This chapter explains the positive impacts of the smart microgrid with respect to the sustainable building performance. The role of the renewable energy sources within the microgrid is also demonstrated. The solar photovoltaic energy source is explained in terms of the working principle and positive effects on reducing CO2 emission through reducing the needs of the traditional power stations' electricity. This chapter explains the advantages of the smart microgrid power system and how reflects on the performance of a sustainable building. The differences between the components of a DC smart grid system and of an AC smart grid system are shown. Different algorithms for maximum power point tracking (MPPT) to improve the PV systems have reviewed in this chapter. A step-by-step overall design of any desired single-phase or three-phase alternating power of any capacity for a PV matrix-based microgrid system, in addition to the role and the importance of inserting DC-DC converter in the photovoltaic systems, is discussed.
TopIntroduction
The economical level of any country is affected by the level of energy technology and how this technology depends on the best choices of the fuels. For many decades, the fossil fuel plays a main role in this regard to meet the required electrical power to the consumers as discussed by Richard and Lucy (2014), Hussain et al. (2014), and Bierwirth (2020). Using any type of fossil fuels will negatively affect the environmental pollution due to the CO2 emissions and participate in global warming. At the same time, as mentioned by Min-Joong and Huei (2007), the fossil fuels dwindling leads to search for effective and efficient alternatives considering the human life quality, and reducing the level of air pollution as well. The authors Chapman (2003), Blaabjerg et al. (2006), and Grainger and Stevenson (2008) explained that any traditional power system represents a centralized system which includes the power generation station, and grid of transmission and distribution lines with many step-up and step-down transformers to supply the low voltage alternating electricity to the end users.

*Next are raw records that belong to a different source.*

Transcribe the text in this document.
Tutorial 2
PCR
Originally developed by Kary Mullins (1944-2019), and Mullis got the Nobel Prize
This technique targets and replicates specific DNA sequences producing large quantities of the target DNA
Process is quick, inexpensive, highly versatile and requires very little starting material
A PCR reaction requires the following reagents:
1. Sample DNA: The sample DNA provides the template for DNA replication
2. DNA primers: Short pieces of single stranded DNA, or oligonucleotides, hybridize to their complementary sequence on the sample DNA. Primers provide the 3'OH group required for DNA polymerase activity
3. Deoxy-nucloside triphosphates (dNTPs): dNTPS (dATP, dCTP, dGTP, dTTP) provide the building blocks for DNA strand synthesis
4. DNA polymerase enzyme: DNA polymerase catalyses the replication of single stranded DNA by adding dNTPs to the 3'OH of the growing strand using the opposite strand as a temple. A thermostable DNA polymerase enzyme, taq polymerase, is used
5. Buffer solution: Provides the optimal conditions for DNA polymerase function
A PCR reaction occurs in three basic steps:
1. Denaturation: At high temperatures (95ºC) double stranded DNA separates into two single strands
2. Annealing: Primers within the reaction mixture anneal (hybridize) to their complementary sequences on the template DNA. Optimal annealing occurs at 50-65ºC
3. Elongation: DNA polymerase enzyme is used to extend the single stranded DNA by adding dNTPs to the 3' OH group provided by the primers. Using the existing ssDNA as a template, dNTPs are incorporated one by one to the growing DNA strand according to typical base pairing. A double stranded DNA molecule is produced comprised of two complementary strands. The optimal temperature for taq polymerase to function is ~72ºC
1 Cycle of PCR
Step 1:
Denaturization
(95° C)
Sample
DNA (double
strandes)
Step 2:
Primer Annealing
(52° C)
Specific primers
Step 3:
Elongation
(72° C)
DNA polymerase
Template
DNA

1. The Infrastructure of a Traditional Electrical Power Grid
The existing power system is representing by a central power generating and delivering to the end user loads. The existing electrical power system includes a traditional electrical power generation station, a set of step up/step down power transformers, and a network of transmission and distribution lines as mentioned by Hussain (2020), and Ali (2020). The electrical loads are dividing into two castigates, residential loads, and industrial loads. Different levels of load current may be drawn from the electrical utility by the residential appliances, in a range of 0.1 A to 25 A based on the electrical load type or function, for example a one set of LED lamp of 20 W/220 V can work with rated power 20 W, while an air conditioner can work with rated current 15 A. Whereas most of industrial field electrical loads can be represented by single or three phase induction motors of a different horse power HP range which can be started from 0.5 HP (1 HP = 746 W) horse power to many tens of HP as shown by Hussain (2017), Hussain (2020), Hussain et al. (2018), Hussain and Ali (2016).
Michael et al. (2017) showed a traditional electrical power grid in Figure 1, which includes electrical generators rotating by a mechanical power of a high pressure and temperature steam produced using fossil fuels. Step up power transformers are also included in the traditional power generation system to increase the level of AC voltage for transmitting with low AC current to reduce the transmission line losses. Whereas on the side of end user, there are step down transformers to have low voltage which should be suitable to be delivered to the connected AC loads as demonstrated by Shahzad et al. (2015), Anyaka, and Olawoore (2014), and Lei et al. (2015).
Figure 1. A traditional electrical power grid (Michael et al. 2017)